It's part of the stimulus plan. The government has announced it's going to spend billions of your dollars on building new roads, and fixing old ones. They say they'll do it efficiently. I say, bull.
Some people call the traffic jam on the way to work … driving into hell.
Joseph Woo of Atlanta told us he has the most miserable commute in America.
The Texas Transportation Institute, a research division of Texas A&M, says Atlanta is America's second-most-congested city.
"You plan your day around traffic," Woo said. "Because you never know if there's going to be traffic or not. You have to leave an hour and 15 minutes in advance. This is why I don't drink coffee. If I drank coffee, my head would probably explode!"
Reason TV host Drew Carey went on radio station KFI AM 640 to search for the person with the worst commute in Los Angeles, the most congested city in America.
"Traffic goes all the way back in each direction blocks and blocks.

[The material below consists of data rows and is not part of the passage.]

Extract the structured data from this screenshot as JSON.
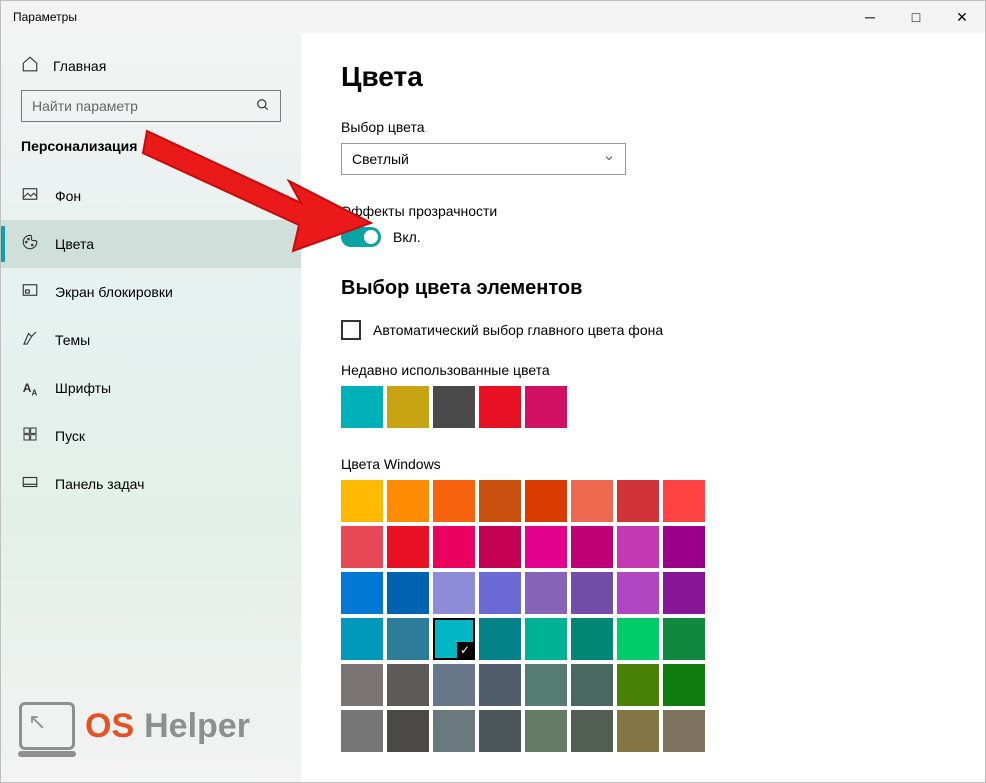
{
  "titlebar": {
    "app_title": "Параметры"
  },
  "sidebar": {
    "home_label": "Главная",
    "search_placeholder": "Найти параметр",
    "category": "Персонализация",
    "items": [
      {
        "label": "Фон"
      },
      {
        "label": "Цвета"
      },
      {
        "label": "Экран блокировки"
      },
      {
        "label": "Темы"
      },
      {
        "label": "Шрифты"
      },
      {
        "label": "Пуск"
      },
      {
        "label": "Панель задач"
      }
    ]
  },
  "page": {
    "title": "Цвета",
    "color_mode_label": "Выбор цвета",
    "color_mode_value": "Светлый",
    "transparency_label": "Эффекты прозрачности",
    "transparency_state": "Вкл.",
    "accent_section_title": "Выбор цвета элементов",
    "auto_checkbox": "Автоматический выбор главного цвета фона",
    "recent_label": "Недавно использованные цвета",
    "recent_colors": [
      "#00b0b9",
      "#c8a415",
      "#4a4a4a",
      "#e81123",
      "#d10f63"
    ],
    "windows_colors_label": "Цвета Windows",
    "selected_index": 26,
    "windows_colors": [
      "#ffb900",
      "#ff8c00",
      "#f7630c",
      "#ca5010",
      "#da3b01",
      "#ef6950",
      "#d13438",
      "#ff4343",
      "#e74856",
      "#e81123",
      "#ea005e",
      "#c30052",
      "#e3008c",
      "#bf0077",
      "#c239b3",
      "#9a0089",
      "#0078d4",
      "#0063b1",
      "#8e8cd8",
      "#6b69d6",
      "#8764b8",
      "#744da9",
      "#b146c2",
      "#881798",
      "#0099bc",
      "#2d7d9a",
      "#00b7c3",
      "#038387",
      "#00b294",
      "#018574",
      "#00cc6a",
      "#10893e",
      "#7a7574",
      "#5d5a58",
      "#68768a",
      "#515c6b",
      "#567c73",
      "#486860",
      "#498205",
      "#107c10",
      "#767676",
      "#4c4a48",
      "#69797e",
      "#4a5459",
      "#647c64",
      "#525e54",
      "#847545",
      "#7e735f"
    ]
  },
  "watermark": {
    "os": "OS",
    "helper": "Helper"
  }
}
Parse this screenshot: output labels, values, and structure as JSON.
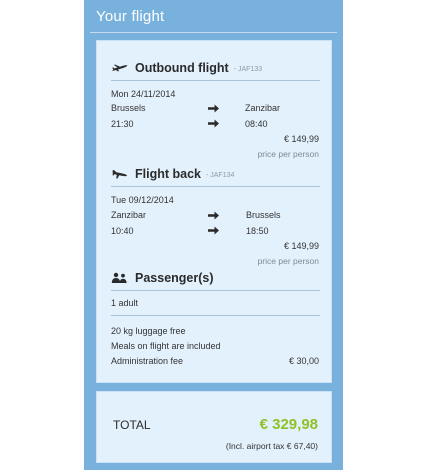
{
  "panel": {
    "title": "Your flight"
  },
  "outbound": {
    "title": "Outbound flight",
    "code": "- JAF133",
    "date": "Mon 24/11/2014",
    "from": "Brussels",
    "to": "Zanzibar",
    "depart_time": "21:30",
    "arrive_time": "08:40",
    "price": "€ 149,99",
    "price_note": "price per person"
  },
  "return": {
    "title": "Flight back",
    "code": "- JAF134",
    "date": "Tue 09/12/2014",
    "from": "Zanzibar",
    "to": "Brussels",
    "depart_time": "10:40",
    "arrive_time": "18:50",
    "price": "€ 149,99",
    "price_note": "price per person"
  },
  "passengers": {
    "title": "Passenger(s)",
    "count_label": "1 adult",
    "luggage": "20 kg luggage free",
    "meals": "Meals on flight are included",
    "admin_label": "Administration fee",
    "admin_fee": "€ 30,00"
  },
  "total": {
    "label": "TOTAL",
    "value": "€ 329,98",
    "tax_note": "(Incl. airport tax € 67,40)"
  },
  "colors": {
    "panel_bg": "#79b1dd",
    "card_bg": "#e3f1fd",
    "total_accent": "#8fc226"
  },
  "icons": {
    "outbound": "plane-takeoff-icon",
    "return": "plane-landing-icon",
    "passengers": "people-icon",
    "arrow": "arrow-right-icon"
  }
}
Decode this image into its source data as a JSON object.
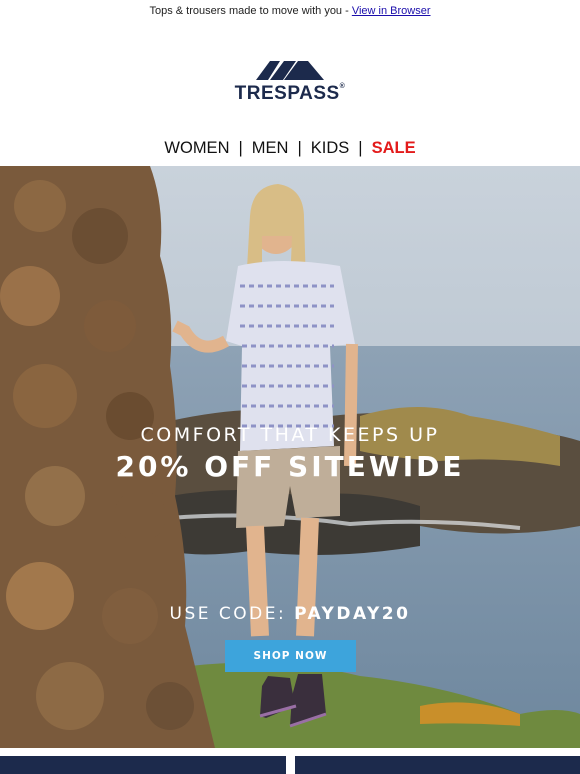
{
  "preheader": {
    "text": "Tops & trousers made to move with you - ",
    "link": "View in Browser"
  },
  "logo": {
    "brand": "TRESPASS",
    "mark": "®"
  },
  "nav": {
    "items": [
      "WOMEN",
      "MEN",
      "KIDS",
      "SALE"
    ],
    "separator": "|"
  },
  "hero": {
    "tagline": "COMFORT THAT KEEPS UP",
    "headline": "20% OFF SITEWIDE",
    "code_prefix": "USE CODE: ",
    "code": "PAYDAY20",
    "button": "SHOP NOW"
  },
  "colors": {
    "brand_navy": "#1c2a4c",
    "sale_red": "#e31b1b",
    "button_blue": "#3da4dc",
    "link_blue": "#1a0dab"
  }
}
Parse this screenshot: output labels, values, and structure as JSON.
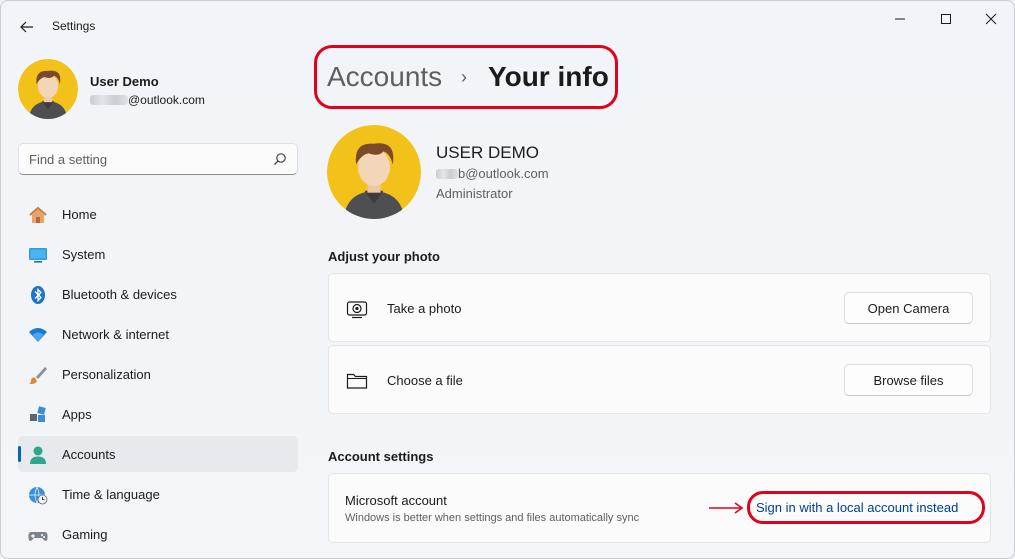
{
  "window": {
    "title": "Settings",
    "controls": [
      "minimize",
      "maximize",
      "close"
    ]
  },
  "profile": {
    "name": "User Demo",
    "email_suffix": "@outlook.com"
  },
  "search": {
    "placeholder": "Find a setting"
  },
  "nav": {
    "items": [
      {
        "label": "Home",
        "icon": "home-icon"
      },
      {
        "label": "System",
        "icon": "system-icon"
      },
      {
        "label": "Bluetooth & devices",
        "icon": "bluetooth-icon"
      },
      {
        "label": "Network & internet",
        "icon": "wifi-icon"
      },
      {
        "label": "Personalization",
        "icon": "brush-icon"
      },
      {
        "label": "Apps",
        "icon": "apps-icon"
      },
      {
        "label": "Accounts",
        "icon": "person-icon",
        "active": true
      },
      {
        "label": "Time & language",
        "icon": "globe-clock-icon"
      },
      {
        "label": "Gaming",
        "icon": "gamepad-icon"
      }
    ]
  },
  "breadcrumb": {
    "parent": "Accounts",
    "separator": "›",
    "current": "Your info"
  },
  "user": {
    "display_name": "USER DEMO",
    "email_suffix": "b@outlook.com",
    "role": "Administrator"
  },
  "photo_section": {
    "title": "Adjust your photo",
    "take_photo_label": "Take a photo",
    "take_photo_button": "Open Camera",
    "choose_file_label": "Choose a file",
    "choose_file_button": "Browse files"
  },
  "account_section": {
    "title": "Account settings",
    "ms_account_title": "Microsoft account",
    "ms_account_subtitle": "Windows is better when settings and files automatically sync",
    "local_account_link": "Sign in with a local account instead"
  },
  "colors": {
    "accent": "#0067c0",
    "highlight": "#e3001b",
    "link": "#003e92"
  }
}
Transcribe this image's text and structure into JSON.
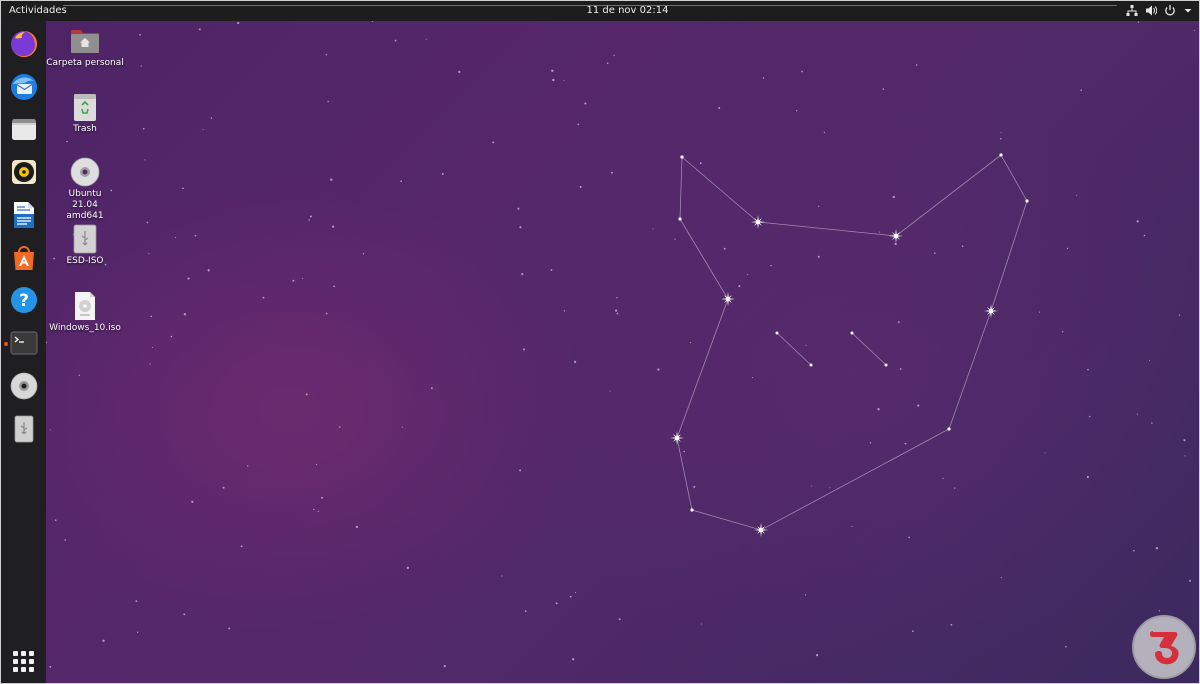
{
  "topbar": {
    "activities_label": "Actividades",
    "clock": "11 de nov  02:14",
    "tray_icons": [
      "network-icon",
      "volume-icon",
      "power-icon",
      "chevron-down-icon"
    ]
  },
  "dock": {
    "items": [
      {
        "name": "firefox-icon"
      },
      {
        "name": "thunderbird-icon"
      },
      {
        "name": "files-icon"
      },
      {
        "name": "rhythmbox-icon"
      },
      {
        "name": "libreoffice-writer-icon"
      },
      {
        "name": "software-center-icon"
      },
      {
        "name": "help-icon"
      },
      {
        "name": "terminal-icon",
        "running": true
      },
      {
        "name": "dvd-disc-icon"
      },
      {
        "name": "usb-drive-icon"
      }
    ],
    "show_apps": "apps-grid-icon"
  },
  "desktop": {
    "icons": [
      {
        "label": "Carpeta personal",
        "icon": "home-folder-icon"
      },
      {
        "label": "Trash",
        "icon": "trash-icon"
      },
      {
        "label": "Ubuntu 21.04 amd641",
        "icon": "disc-icon"
      },
      {
        "label": "ESD-ISO",
        "icon": "usb-drive-icon"
      },
      {
        "label": "Windows_10.iso",
        "icon": "iso-file-icon"
      }
    ]
  },
  "colors": {
    "accent": "#e95420",
    "topbar": "#1d1d1d",
    "dock": "#1f1f22",
    "wallpaper": "#55276a"
  }
}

There's no end in sight to it," he said on the radio. "And like a lot of places in America, it's only going to get worse."
In 2007, the Texas Transportation Institute found that traffic jams caused the average commuter to spend an extra 38 hours on the road and, according to the latest data from the U.S. Census Bureau (2003), the average commute takes 25 minutes.
Research by the Reason Foundation suggests that in 20 years, 29 cities will be as bad as Los Angeles.
We teamed up with Carey because he and Reason TV are frustrated with big government bull and they're searching for other ways to get things done, things like improving our daily commute. Carey and Reason TV eventually decided Los Angeles' most frustrated commuter is graphic artist Josh Lipking.
Every day Lipking checks out Sigalert and Google traffic before kissing his wife good-bye and driving into what Carey calls "hell."
Lipking says he "starts to sweat a little," his heart pumping as he tries to make the most of the time he spends in traffic. He's become proficient at flossing with one hand.
Josh lives only 16 miles from work but it often takes him an hour and a half to get to the office.
But what if his commute (and yours) didn't have to be this bad? What if someone wanted to add some lanes to this road, or build an entirely new road?
Private road builders are doing this kind of work across the world, such as the double-decker underground highway in Paris, complete with 350 cameras watching for traffic delays or accidents. Any incident is detected in less than 10 seconds. Once the camera detects a problem authorities rush to tow the obstacle away so traffic keeps moving.
They do the same thing in California, too, on at least one road: Highway 91. Instead of building a brand-new road, they added two lanes in the middle of an existing highway. Drivers can choose to use them, or not.
If you want to go this fast, you have to pay. Different amounts depending on the time of day. Sometimes $1.50, sometimes $9. But by paying you save time. Traffic moves. And for some people, time is money.
Were these traffic speeding innovations created by government road-builders? No. They were created and paid for by private road-builders.